Les documents de la FSAI, publiés mardi, détaillent la nature des infractions constatées. Lors de la première fermeture, le 4 septembre, des signes d’infestation ont été repérés dans la zone charcuterie, avec des « chutes de rongeurs sous l’unité de boulangerie/le comptoir chaud » et des ouvertures suspectes à l’arrière de ce dernier. Le rapport soulignait alors l’absence de procédures adéquates de lutte antiparasitaire et un manque de réactivité pour y remédier, concluant à un risque sérieux pour la santé publique et la potabilité des aliments.
Une situation similaire s’est reproduite fin septembre. Le 29 septembre, une nouvelle ordonnance de fermeture a été émise suite à la découverte de « preuves d’activité parasitaire sous et derrière l’unité de réfrigération à offre spéciale » dans l’atelier, ainsi que des trous ou des interstices sur la paroi creuse derrière une étagère de confiseries. Là encore, la FSAI a constaté une menace grave et immédiate pour la santé publique.

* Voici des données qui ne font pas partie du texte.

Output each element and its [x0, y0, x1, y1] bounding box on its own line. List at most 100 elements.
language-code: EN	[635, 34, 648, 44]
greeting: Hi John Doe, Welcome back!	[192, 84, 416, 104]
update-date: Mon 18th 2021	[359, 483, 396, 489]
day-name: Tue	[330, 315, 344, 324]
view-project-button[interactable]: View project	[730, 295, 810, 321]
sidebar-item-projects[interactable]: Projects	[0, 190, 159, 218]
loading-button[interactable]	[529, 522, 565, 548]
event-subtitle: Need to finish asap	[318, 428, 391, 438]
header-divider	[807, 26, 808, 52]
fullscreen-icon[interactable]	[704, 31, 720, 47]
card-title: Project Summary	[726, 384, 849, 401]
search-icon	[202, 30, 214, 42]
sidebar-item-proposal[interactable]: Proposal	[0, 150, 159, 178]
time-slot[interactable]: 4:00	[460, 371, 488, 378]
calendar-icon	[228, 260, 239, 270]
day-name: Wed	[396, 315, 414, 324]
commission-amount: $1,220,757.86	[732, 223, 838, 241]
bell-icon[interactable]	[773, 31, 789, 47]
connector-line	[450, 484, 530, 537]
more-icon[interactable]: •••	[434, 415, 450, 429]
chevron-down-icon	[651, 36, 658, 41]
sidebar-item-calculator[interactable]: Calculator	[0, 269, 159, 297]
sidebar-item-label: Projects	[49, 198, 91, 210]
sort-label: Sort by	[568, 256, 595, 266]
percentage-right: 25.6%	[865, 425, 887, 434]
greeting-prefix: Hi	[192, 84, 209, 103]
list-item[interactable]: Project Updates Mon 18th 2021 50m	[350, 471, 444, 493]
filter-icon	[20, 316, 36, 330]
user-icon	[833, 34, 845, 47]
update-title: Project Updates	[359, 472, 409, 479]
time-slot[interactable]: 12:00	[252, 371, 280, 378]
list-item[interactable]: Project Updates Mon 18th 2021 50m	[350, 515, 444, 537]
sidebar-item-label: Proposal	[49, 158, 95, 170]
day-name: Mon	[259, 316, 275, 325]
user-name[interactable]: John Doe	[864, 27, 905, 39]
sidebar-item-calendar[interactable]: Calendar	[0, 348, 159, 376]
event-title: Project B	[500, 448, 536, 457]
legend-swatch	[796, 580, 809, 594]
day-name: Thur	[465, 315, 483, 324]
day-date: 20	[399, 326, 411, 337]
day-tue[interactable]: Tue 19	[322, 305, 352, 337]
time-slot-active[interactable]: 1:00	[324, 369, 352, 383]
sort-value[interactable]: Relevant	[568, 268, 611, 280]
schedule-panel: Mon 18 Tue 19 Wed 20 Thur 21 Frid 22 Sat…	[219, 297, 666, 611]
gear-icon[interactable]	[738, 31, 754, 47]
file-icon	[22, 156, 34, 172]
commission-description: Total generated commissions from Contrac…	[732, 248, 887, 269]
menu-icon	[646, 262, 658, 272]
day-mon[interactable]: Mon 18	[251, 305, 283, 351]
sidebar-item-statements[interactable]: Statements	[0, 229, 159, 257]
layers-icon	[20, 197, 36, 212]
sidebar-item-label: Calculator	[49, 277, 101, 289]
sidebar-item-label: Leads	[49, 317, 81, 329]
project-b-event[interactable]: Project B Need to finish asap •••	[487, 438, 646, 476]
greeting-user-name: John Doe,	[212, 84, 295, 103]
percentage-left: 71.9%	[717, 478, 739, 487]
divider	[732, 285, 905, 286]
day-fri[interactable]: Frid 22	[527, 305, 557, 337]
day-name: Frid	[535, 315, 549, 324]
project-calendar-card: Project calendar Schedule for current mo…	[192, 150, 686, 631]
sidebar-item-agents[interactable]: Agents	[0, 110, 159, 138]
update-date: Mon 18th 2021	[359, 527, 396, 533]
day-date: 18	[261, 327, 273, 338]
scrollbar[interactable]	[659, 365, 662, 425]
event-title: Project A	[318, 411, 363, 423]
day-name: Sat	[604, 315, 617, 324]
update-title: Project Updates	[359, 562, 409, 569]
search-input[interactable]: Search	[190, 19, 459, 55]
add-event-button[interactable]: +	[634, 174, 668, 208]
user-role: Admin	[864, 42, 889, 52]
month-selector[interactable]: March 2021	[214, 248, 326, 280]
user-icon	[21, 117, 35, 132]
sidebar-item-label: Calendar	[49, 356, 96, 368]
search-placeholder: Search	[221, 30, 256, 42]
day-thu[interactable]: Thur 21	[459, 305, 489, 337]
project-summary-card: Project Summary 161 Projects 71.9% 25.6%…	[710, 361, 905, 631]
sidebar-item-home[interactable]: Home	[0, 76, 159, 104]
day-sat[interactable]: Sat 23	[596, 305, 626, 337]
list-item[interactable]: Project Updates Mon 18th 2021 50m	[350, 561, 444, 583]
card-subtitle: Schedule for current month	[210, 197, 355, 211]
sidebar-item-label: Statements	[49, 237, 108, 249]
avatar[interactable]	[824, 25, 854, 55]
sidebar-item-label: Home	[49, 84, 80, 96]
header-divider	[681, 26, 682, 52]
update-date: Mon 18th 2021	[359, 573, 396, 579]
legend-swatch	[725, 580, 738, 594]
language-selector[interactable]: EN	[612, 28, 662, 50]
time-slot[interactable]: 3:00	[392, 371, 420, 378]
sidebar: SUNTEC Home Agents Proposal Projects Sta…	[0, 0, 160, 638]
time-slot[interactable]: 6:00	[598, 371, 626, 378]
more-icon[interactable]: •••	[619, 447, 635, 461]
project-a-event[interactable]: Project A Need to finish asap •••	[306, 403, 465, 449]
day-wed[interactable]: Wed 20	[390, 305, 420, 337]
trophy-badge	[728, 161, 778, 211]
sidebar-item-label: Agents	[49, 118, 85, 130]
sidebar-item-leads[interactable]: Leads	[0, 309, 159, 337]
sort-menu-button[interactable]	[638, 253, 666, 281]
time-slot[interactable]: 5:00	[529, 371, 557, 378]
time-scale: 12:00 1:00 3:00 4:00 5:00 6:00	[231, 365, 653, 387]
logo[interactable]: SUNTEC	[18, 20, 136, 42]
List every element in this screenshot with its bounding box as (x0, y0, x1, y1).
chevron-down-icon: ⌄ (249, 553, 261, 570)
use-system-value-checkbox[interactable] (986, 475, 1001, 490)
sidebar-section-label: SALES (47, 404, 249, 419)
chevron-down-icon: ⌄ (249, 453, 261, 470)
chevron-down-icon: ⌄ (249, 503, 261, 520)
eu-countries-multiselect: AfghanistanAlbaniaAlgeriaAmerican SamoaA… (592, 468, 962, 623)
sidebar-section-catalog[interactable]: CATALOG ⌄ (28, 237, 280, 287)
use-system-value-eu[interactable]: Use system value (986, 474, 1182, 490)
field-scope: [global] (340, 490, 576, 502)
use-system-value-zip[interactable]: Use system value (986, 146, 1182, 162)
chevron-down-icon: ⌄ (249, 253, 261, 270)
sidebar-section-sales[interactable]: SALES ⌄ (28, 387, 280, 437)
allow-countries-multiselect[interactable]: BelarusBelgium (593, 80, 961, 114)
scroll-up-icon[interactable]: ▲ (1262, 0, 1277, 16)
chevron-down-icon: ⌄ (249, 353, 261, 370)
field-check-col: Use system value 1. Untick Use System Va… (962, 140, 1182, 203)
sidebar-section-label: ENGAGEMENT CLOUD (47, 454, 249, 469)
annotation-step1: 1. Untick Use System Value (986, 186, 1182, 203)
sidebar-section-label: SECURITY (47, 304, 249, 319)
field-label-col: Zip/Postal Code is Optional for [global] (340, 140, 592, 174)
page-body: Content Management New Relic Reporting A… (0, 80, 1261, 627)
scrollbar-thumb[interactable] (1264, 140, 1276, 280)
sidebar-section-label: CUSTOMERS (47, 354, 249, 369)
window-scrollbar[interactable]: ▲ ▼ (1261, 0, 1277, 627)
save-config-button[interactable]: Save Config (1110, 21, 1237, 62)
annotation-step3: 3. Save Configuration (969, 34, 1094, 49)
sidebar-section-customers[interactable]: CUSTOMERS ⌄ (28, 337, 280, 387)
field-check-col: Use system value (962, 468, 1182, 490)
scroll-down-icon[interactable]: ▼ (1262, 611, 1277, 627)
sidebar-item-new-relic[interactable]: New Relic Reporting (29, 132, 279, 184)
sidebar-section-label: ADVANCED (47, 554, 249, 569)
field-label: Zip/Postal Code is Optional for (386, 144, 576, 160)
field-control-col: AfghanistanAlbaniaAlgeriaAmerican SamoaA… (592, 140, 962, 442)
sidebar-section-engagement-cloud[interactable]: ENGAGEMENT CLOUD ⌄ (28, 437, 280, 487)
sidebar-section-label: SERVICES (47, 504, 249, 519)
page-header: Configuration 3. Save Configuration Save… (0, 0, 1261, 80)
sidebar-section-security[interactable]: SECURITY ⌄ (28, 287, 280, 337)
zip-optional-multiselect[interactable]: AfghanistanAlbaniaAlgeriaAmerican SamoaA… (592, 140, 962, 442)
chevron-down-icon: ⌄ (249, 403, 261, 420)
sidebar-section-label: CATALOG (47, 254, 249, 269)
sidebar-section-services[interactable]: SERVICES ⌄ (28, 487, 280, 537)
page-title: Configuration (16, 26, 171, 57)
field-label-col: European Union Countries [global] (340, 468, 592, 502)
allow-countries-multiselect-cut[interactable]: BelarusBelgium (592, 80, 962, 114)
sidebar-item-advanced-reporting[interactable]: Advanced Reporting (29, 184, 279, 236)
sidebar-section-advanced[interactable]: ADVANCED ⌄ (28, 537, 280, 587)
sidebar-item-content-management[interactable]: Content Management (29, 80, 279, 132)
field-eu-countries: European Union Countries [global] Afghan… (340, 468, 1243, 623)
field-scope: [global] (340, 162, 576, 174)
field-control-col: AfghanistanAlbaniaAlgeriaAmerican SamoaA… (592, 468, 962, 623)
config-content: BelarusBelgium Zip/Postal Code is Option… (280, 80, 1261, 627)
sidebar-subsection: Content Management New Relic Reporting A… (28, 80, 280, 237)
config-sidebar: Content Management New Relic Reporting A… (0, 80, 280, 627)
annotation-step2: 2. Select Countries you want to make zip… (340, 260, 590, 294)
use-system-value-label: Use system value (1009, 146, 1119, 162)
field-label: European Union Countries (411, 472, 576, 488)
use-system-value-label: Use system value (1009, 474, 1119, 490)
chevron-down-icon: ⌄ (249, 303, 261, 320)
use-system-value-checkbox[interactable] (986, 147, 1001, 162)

Le supermarché, désormais rouvert, appartient à la société Crimdale Developments Limited, qui fait l’objet d’une procédure de redressement judiciaire. Interrogé lors de la première fermeture, un porte-parole de Musgrave, franchisé SuperValu, avait confirmé la fermeture pour « travaux de maintenance essentiels suite à l’identification d’un problème de lutte antiparasitaire ». Il avait assuré que des mesures immédiates avaient été prises, faisant appel à des sous-traitants externes, et que le magasin avait rouvert normalement le 6 septembre, la santé des clients et du personnel étant leur « priorité absolue ».
Au moment de la seconde ordonnance de fermeture, Musgrave n’avait pas souhaité commenter. Sollicitée à nouveau suite à la publication des détails des ordonnances, l’entreprise n’a pas fourni de déclaration supplémentaire.